Joint Fisheries Research

Together with Giigoonyag (“giigoonyag”, pronounced gi-go-yag, means “fishes”) is a collaborative and community-based research project between the Saugeen Ojibway Nation (collectively known as Chippewas of Nawash Unceded First Nation and Chippewas of Saugeen First Nation), Parks Canada – Fathom Five National Marine Park, and Ontario Ministry of Natural Resources and Forestry. This initiative will bridge Indigenous and Western science-based knowledge systems through a two-eyed seeing approach. This initiative will help us better understand lake whitefish (Atikameg in Anishinaabemowin) in Lake Huron, including Georgian Bay and the Saugeen Ojibway Nation Traditional Territory. Through a series of different studies over the next 5-years, we aim to work collaboratively, bringing together scientists, decision makers and knowledge holders including community members and fish harvesters.

Over the past two decades, the Lake Huron ecosystem has undergone drastic changes, resulting in the decline of lake whitefish throughout Lake Huron. While lake whitefish is our primary focus, we will be including other species such as lake trout in this work. Lake whitefish are a socio-ecologically important fish species playing a vital role in the ecosystems of Lake Huron and in cultural and economic contexts for the Saugeen Ojibway Nation, who have harvested them since time immemorial. The project takes a “two-eyed seeing” approach by applying Indigenous and Western scientific ways of knowing to address the concerns about fish and the water in the Saugeen Ojibway Nation Traditional Territory. The Together with Giigoonyag initiative will build relationships, provide data to inform lake-wide fisheries management, and foster mutual understanding.

Saugeen Ojibway Nation – Indigenous Ecological Knowledge:

Community-based researchers will be conducting Indigenous ecological knowledge interviews regarding lake whitefish and the species’ role within the food web with knowledge keepers including fish harvesters and Elders from the Saugeen Ojibway Nation. These interviews will include a mapping component to identify important information such as spawning shoals, key movement corridors, seasonal occurrences, and culturally significant locations. This knowledge will be analyzed and used to inform other components of the Together with Giigoonyag initiative and ongoing Nation-to-Nation dialogue.

Acoustic Telemetry:

Knowledge of a fish species’ movement patterns are fundamental to understanding that species’ biology. For a harvested species of ecological and cultural importance like lake whitefish, knowledge of that species movement patterns is also critical information for fisheries managers. An acoustic telemetry system consists of two main components: transmitters and receivers.

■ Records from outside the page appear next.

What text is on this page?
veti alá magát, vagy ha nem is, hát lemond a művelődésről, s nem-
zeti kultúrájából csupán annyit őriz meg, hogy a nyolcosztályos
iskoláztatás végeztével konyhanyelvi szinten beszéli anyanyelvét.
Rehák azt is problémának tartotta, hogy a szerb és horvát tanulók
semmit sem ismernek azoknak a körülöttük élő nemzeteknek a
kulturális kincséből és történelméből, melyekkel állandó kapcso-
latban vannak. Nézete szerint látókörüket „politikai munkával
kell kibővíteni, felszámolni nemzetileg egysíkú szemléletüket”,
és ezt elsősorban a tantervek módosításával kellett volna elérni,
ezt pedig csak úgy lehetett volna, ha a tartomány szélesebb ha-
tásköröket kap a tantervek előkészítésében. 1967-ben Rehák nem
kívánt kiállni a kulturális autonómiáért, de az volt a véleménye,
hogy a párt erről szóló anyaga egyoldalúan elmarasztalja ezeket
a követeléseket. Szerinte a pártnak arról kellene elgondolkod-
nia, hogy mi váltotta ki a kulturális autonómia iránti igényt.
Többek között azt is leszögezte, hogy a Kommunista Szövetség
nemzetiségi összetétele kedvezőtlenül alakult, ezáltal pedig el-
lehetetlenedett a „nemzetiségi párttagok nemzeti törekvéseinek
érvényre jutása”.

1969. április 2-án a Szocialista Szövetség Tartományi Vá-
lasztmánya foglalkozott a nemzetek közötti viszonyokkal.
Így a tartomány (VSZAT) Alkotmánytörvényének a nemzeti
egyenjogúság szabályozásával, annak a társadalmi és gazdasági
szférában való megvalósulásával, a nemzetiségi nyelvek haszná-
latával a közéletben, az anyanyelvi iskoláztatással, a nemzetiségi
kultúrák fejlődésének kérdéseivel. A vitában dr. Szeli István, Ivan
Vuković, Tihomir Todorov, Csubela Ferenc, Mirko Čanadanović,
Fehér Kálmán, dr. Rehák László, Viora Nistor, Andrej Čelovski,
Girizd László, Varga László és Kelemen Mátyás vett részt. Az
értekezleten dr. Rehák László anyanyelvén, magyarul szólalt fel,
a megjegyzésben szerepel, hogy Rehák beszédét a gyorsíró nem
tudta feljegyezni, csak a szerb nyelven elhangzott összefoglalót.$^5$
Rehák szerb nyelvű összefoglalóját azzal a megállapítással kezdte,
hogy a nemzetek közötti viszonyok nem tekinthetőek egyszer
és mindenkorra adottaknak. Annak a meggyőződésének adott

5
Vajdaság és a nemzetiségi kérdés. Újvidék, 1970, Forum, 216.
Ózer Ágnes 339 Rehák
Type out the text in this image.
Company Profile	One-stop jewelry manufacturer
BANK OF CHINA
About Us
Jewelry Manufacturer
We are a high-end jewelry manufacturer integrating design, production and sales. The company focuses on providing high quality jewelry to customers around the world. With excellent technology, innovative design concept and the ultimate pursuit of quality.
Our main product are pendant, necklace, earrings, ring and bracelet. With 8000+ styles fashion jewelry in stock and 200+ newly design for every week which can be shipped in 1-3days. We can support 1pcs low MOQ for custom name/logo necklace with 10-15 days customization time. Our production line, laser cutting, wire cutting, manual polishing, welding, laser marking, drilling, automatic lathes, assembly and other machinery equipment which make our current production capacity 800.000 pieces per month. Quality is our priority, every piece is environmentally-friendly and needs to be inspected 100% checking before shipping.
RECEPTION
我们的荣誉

Transmitters are electronic tags that broadcast a series of “pings” (sound pulses) into the surrounding water. These tags will be surgically implanted into fish of interest and released back into the wild. Listening stations (receivers) are placed on the bottom of the lake at various locations to “listen” for tagged fish as they swim by. The receivers are periodically retrieved and the information they have recorded is downloaded for scientific study.

Using acoustic telemetry, this project will monitor the lake-wide movements of lake whitefish, providing valuable data on home-range size and seasonal movements of various populations. This will be the first time that an acoustic telemetry project of this scale is undertaken in Lake Huron. Broader scale collaboration will be encouraged. The telemetry array established through this project will be able to provide the basis for future projects tracking movements of other species in Lake Huron.

Larval Fish and Habitat Assessment:

Mature lake whitefish gather and spawn in the fall over shallow and rocky shoals along the shores of Lake Huron and Georgian Bay. The eggs overwinter and hatch as larval fish the following spring. At present, there is limited knowledge of the factors that affect spawning success (e.g. invasive species, algal blooms, and climate change). This component of the project will include conducting larval fish and plankton surveys, as well as spawning shoal mapping. The results from mapping Saugeen Ojibway Nation Indigenous ecological knowledge will inform the application of remote sensing technology to assess fish habitat and locations/timing for larval fish assessments.

Long-term Monitoring Indicators:

Long-term monitoring is essential to understanding changes in fish communities and providing information for sustainable management. Through this project, new indicators will be developed to assess the status of key species and aquatic habitats as part of Fathom Five National Marine Park ecological monitoring program and regional monitoring programmes.